Although legal action never took place and Ray was humble enough to maintain Spielberg was “a good director that made good films,” he also openly challenged the authenticity of the film. Given how deeply personal ET was as a film for Spielberg it seems strange that in 1992 he would be one of the strongest advocates for Ray’s Lifetime Achievement Award. Despite the open conflict regarding their film-based feud, Spielberg helped the man who refuted the originality of arguably his most successful film receive an honor he dearly yearned for. Maybe Spielberg has a big heart or maybe he felt guilty, however, circumstances point to another possibility.

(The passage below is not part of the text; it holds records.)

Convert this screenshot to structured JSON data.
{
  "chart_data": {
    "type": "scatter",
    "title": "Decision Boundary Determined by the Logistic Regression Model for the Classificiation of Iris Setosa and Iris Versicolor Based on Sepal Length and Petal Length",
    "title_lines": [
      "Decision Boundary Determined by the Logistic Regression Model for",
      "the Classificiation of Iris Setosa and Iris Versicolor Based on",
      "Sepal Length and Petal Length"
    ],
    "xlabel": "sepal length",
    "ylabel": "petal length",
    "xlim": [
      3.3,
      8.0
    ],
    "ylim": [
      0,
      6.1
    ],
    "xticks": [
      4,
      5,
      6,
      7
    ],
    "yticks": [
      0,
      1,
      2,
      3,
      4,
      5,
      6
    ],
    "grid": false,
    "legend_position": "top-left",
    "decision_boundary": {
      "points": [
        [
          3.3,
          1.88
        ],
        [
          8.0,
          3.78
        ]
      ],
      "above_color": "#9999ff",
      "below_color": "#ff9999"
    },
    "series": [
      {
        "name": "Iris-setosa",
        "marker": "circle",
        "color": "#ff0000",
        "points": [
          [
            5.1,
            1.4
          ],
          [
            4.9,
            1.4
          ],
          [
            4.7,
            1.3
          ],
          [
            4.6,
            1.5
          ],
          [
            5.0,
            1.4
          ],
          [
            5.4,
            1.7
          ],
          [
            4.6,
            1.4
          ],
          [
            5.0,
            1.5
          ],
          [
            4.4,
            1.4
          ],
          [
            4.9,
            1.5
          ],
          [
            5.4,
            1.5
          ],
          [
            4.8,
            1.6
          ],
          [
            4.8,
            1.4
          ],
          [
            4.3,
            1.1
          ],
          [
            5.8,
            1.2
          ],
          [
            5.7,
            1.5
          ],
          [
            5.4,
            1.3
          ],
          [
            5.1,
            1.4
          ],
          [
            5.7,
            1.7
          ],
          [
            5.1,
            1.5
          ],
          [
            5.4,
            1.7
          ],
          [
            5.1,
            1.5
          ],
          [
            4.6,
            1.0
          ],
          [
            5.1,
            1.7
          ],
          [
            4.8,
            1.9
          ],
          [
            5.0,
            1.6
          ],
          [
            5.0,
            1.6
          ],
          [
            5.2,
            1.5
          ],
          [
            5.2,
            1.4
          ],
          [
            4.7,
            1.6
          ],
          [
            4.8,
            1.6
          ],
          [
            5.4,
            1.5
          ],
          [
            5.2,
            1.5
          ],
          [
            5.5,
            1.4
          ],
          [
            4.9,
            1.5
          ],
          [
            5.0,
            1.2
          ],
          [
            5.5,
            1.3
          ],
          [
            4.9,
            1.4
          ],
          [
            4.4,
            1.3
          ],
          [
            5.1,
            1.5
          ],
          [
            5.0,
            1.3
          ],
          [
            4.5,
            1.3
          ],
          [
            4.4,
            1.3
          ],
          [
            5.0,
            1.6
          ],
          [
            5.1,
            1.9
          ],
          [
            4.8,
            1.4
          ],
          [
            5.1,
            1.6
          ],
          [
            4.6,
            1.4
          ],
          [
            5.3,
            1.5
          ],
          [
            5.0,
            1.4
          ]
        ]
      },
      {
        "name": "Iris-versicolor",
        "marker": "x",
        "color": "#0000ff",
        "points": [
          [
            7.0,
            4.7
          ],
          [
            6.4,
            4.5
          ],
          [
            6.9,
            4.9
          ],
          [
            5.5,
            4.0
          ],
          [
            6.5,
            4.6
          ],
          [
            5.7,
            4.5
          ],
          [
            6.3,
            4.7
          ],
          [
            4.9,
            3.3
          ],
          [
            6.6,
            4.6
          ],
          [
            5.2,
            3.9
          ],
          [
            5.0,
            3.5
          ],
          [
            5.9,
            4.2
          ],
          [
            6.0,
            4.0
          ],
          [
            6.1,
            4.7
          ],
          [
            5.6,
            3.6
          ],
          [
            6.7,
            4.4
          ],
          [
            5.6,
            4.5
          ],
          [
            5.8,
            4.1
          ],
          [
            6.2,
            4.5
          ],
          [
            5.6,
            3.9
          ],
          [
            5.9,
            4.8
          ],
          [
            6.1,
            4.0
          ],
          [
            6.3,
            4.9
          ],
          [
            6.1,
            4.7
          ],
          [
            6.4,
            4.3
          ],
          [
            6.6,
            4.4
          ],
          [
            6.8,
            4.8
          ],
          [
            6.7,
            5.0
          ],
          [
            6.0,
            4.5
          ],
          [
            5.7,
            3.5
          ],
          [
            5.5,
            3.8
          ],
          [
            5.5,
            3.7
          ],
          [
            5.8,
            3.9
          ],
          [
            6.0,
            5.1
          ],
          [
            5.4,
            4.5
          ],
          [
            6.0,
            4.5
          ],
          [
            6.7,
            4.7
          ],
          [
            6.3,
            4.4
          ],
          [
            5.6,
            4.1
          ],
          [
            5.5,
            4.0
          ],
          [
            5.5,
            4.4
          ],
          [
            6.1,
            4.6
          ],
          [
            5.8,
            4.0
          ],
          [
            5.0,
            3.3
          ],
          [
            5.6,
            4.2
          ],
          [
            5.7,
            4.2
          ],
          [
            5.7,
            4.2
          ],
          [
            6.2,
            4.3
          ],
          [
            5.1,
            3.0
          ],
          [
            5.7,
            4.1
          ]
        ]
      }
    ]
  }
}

Given that Scorsese also was one of the influencers that recommended Ray for the award, and Scorsese admitted ET was influenced by The Alien, natural intuition points to Scorsese urging Spielberg to pay homage to Ray. As Scorsese commented to Ranjan Das Gupta, of The Times of India, “Due to some dirty politics played by unknown quarters, Ray’s Hollywood dream had to be shelved. I have no qualms in admitting that Spielberg’s E.T. was influenced by Ray’s Alien. Even Sir Richard Attenborough pointed this out to me.”
Yet intuition is not a fact, and citing intuition, no matter how much sense it seems to make, is not the same as the concrete truth. This continues to be the downfall of anyone advocating Ray’s perspective in this scenario.
I believe it is difficult for a fan of Satyajit Ray’s to remain unbiased at this point in the originality of the ET vs. The Alien discussion. This is because the release of ET broke a bit of Ray. Regardless of Spielberg’s innocence or guilt, the Sci Fi story that Ray had invested so much of his heart and soul into would never be realised.
However, I’m sure Spielberg fans could ping-pong the same concept across the proverbial TT table of morality, and put forward that Spielberg being ‘falsely accused’ could have adversely affected him - especially as according to Spielberg the tender topic of his parents’ divorce is part of the inspiration behind the film.
What You Missed Out On
As tempting it is wield around insufficient evidence and write off Spielberg as a cheat, that is neither my job nor the right thing to do. My job is to tell you what you missed out on.
Scenes that never made the big screen include the American engineer of ‘The Alien’ stumbling upon the extraterrestrial in a whiskey and hashish induced stupor as well as a bevy of beautiful pranks the alien plays on the villagers. However, merely chucking readers a few out of place anecdotes from Ray’s script doesn’t do justice to the work.
The Chess Players and Other Screenplays, written by Satyajit Ray and edited by Andrew Robinson, his biographer, is a must read for you actually get to delve into the story of Haba and his alien friend. In addition, Robinson’s Satyajit Ray: The Inner Eye adds an interesting perspective to the drama circling ‘The Alien’.
Richard Boyle, an English writer, took it upon himself to write a more definitive account of this story, however the death of Ray in 1992 caused Boyle to suspend further work on his 30,000 word manuscript. When he later decided to try and publish his work he was dissuaded due to information that a lawsuit might arrive on his doorstep before a single copy was sold. Boyle wrote the following lines in an article for The Sunday Times, titled Story Of A ‘Might-Have- Been’:
“I was advised some of my vital comments regarding Spielberg would attract the attention of his rapacious Hollywood lawyers. Deflated, I pushed The Wrecking: The Story of Satyajit Ray’s Ill-Fated Science-Fiction Film Project, The Alien) to the back of a drawer where it has remained.”
Maybe when Boyle’s book leaves his drawer and hits the book shelves we will get to know a bit more about this debacle that looks like it will outlive both the directors involved.